Borderlands 2 extends to even the semi-silent protagonists and enemies, all of which are dubious in nature. Take Axton, for instance, a Commando whose visible bump on the noggin perhaps explaining his discharge from the military and the alarmingly mechanophilic relationship with his beloved turret and, erm… wife. Enemies are frightfully insane, but still possessing a razor sharp edge to them, the only vaguely disappointing character in the entire game is Roland and that’s largely down to him being the only entirely straight edge person in the whole universe.

Combat is fun, plentiful and ferociously fast-paced, numbers littering the screen almost as often as the bloodied corpses of an impressively varied number of enemies, stand out appointments being: the One-Armed Bandit, a one-armed bandit carrying a one-armed bandit on his back, playable upon his defeat; or the Raging Midget Goliath, a burly brute of a thing now in pocket size, attacking comrades and becoming stronger in the process.

Even the locations carry his personality, some of the best places to find mid-level loot are portaloos and achievements; the term attitude is banded about all too readily but nowhere is more swollen and overflowing than in Pandora.

Borderlands 2 feels like a far more open world, doing away with the pre-made skybox of yestergame, allowing for some spectacular vistas due to an impressive draw distance in places. It’s not fully open world, but Pandora now feels far more cohesive, with some impressive ice textures and effects which compliment its highly stylised aesthetic.

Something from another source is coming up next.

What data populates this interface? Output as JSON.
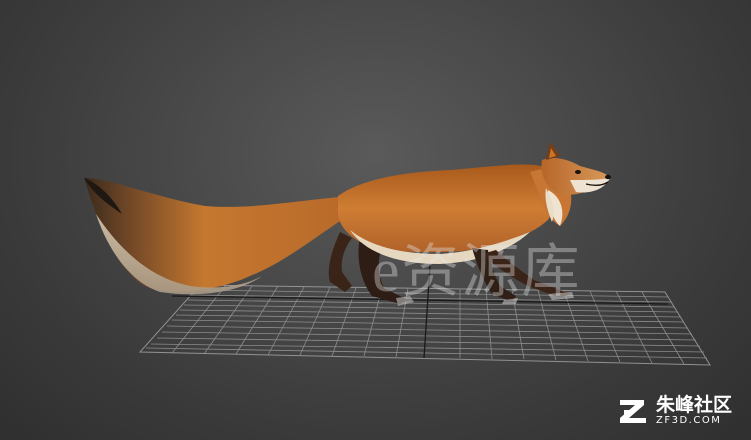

Occasionally plagued by short lived texture pop-ins upon entering a new area, somewhat masked by the cel-shading, improved somewhat with a hard-drive installation.

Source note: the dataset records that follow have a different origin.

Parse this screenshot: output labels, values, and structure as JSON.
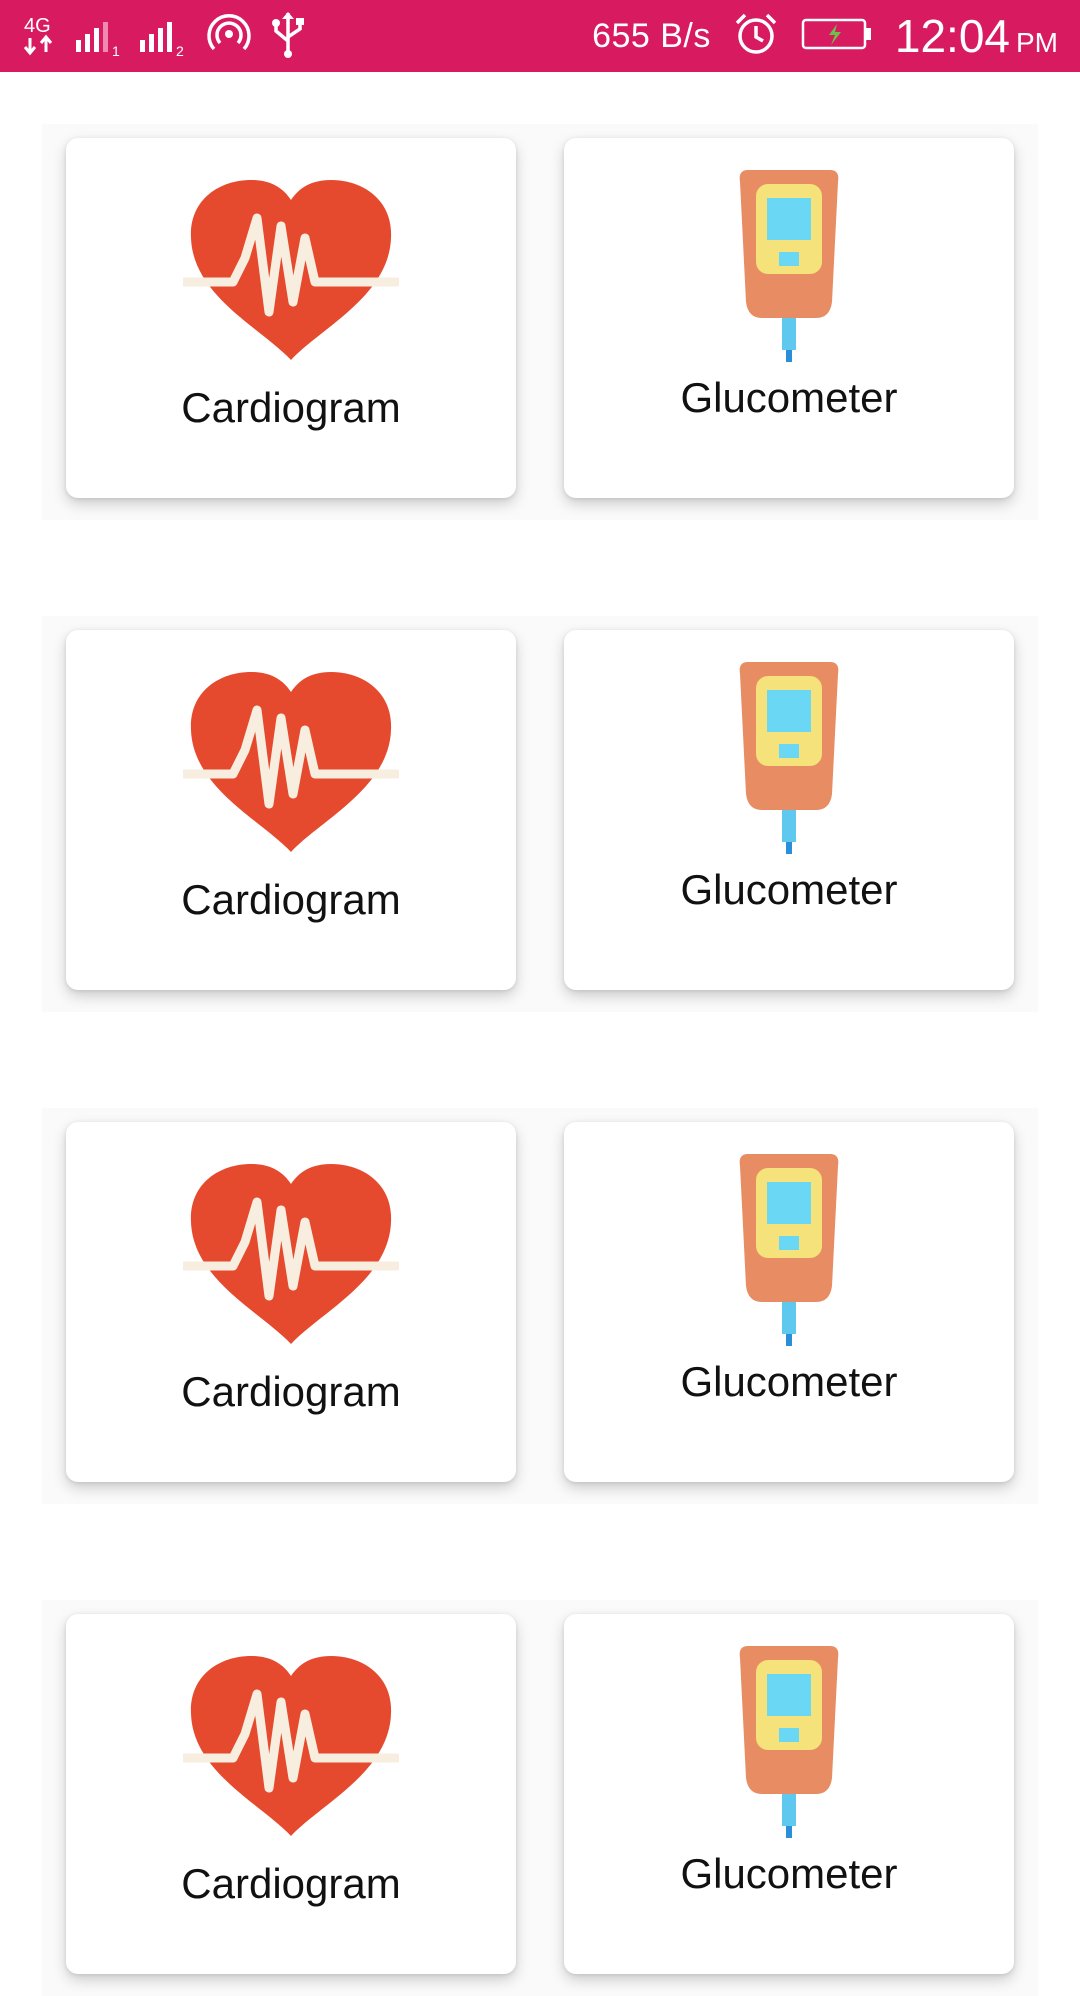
{
  "status_bar": {
    "network_label": "4G",
    "sim1_index": "1",
    "sim2_index": "2",
    "speed": "655 B/s",
    "time": "12:04",
    "ampm": "PM",
    "background_color": "#d81b60"
  },
  "icons": {
    "heart_color": "#e64a2e",
    "pulse_color": "#f7eedf",
    "meter_body_color": "#e88c63",
    "meter_frame_color": "#f5e27a",
    "meter_screen_color": "#6ad8f5",
    "strip_color": "#5ec8ef"
  },
  "grid": {
    "rows": [
      {
        "left": {
          "label": "Cardiogram",
          "icon": "heart-pulse-icon"
        },
        "right": {
          "label": "Glucometer",
          "icon": "glucometer-icon"
        }
      },
      {
        "left": {
          "label": "Cardiogram",
          "icon": "heart-pulse-icon"
        },
        "right": {
          "label": "Glucometer",
          "icon": "glucometer-icon"
        }
      },
      {
        "left": {
          "label": "Cardiogram",
          "icon": "heart-pulse-icon"
        },
        "right": {
          "label": "Glucometer",
          "icon": "glucometer-icon"
        }
      },
      {
        "left": {
          "label": "Cardiogram",
          "icon": "heart-pulse-icon"
        },
        "right": {
          "label": "Glucometer",
          "icon": "glucometer-icon"
        }
      }
    ]
  }
}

Between genocidal firefights and hurtling into Bullymongs at top speed, there are fleeting glimpses of an almost Fallout-like atmosphere. The solitary, down-tempo music in the less populated areas deliberate provide the teensiest bit of relief, subtle in its execution but all the better for it.

Petty grievances include the lack of an ‘escape rope’ after mission endings, making for some occasionally laborious treks back to turn in, but if played ‘properly’ with three others in online co-op, as Borderlands 2 should be played, japes and funnery will easily tide you over until the next completely barking mission. As well as class-specific customisation and RPG levelling, Borderlands 2 has also seen the introduction of aptly named Badass Ranks. Awarded for attaining certainly goals across all aspects of gameplay, linked to a profile rather than a character, permanently boosting chosen stats for all future characters.

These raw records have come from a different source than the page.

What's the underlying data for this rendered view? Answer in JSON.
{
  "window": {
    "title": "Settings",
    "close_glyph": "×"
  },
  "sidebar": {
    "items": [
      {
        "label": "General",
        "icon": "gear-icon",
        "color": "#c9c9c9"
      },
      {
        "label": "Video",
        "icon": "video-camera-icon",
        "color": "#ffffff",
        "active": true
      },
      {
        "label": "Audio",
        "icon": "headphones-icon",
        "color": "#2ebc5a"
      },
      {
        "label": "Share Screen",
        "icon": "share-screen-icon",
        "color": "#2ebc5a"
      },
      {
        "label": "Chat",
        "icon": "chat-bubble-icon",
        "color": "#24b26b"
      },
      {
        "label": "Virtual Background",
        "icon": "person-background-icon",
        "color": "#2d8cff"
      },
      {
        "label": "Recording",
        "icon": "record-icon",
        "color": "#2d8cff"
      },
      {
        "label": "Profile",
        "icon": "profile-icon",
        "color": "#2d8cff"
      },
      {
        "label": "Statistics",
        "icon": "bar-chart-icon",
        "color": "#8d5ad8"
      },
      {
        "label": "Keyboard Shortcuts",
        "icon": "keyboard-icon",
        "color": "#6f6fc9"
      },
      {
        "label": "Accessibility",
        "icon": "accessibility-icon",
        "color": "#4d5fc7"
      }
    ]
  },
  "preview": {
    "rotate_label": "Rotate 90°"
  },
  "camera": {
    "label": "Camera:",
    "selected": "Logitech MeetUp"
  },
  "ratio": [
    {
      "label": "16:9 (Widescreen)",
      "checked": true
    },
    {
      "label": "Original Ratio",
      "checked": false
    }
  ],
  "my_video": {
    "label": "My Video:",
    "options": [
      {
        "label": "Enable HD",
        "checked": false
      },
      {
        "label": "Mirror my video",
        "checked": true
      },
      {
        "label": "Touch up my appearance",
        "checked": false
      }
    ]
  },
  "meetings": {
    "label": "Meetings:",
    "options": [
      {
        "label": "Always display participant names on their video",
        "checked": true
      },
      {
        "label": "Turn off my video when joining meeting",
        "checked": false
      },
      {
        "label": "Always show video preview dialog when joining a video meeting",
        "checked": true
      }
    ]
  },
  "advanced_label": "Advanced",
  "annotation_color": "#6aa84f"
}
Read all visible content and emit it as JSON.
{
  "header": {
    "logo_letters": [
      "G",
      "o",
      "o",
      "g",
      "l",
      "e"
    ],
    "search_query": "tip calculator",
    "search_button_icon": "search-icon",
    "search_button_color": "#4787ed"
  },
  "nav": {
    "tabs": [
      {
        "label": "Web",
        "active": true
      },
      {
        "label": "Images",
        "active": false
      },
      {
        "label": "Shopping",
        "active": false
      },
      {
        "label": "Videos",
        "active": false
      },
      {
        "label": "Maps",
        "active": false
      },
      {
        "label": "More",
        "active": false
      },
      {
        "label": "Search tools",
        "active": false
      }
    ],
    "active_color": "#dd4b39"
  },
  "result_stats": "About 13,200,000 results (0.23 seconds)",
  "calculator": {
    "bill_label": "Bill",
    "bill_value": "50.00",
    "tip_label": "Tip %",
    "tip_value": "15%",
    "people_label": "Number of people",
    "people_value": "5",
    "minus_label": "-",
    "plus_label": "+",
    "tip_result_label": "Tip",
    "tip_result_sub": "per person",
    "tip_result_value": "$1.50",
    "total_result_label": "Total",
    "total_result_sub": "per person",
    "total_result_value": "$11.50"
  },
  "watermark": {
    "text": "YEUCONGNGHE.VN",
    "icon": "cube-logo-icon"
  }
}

The remarkable thing about Badass Ranks is they are quite literally unlimited, Randy Pitchford has explicitly state there are an infinite number, with the most hardcore players potentially reaching the hundreds-of-thousands, the sky’s limit.

Borderlands 2 isn’t just a marvellous antidote to grey-brown shooters, but also a boundlessly fun alternative to the more the dull the faceless niggles which plague open world RPGs. Take Skyrim’s myriad of grey side-quests of little to no interest, other than for experience, Borderlands 2 completely does away with such frivolity, thrusts a gun which shoots electric torpedoes in your hands and kicks you out into the open world.

It’s Fallout turned up to 11, with far, far better writing, characterising and overall game structure. This is a game truly designed without any pretence or reality, just built with the sole purpose of fun. And guns, so many guns.

This game was reviewed on the Xbox 360. 


Excellent characters throughout, an engaging well-written story, great textures and stylisation, bajillions of guns and seamless online co-op.


Some texture pop-in issues.

Final Verdict:
Borderlands 2 isn't just a marvellous antidote to grey-brown shooters, but also a boundlessly fun alternative to the more the dull the faceless niggles which plague open world RPGs.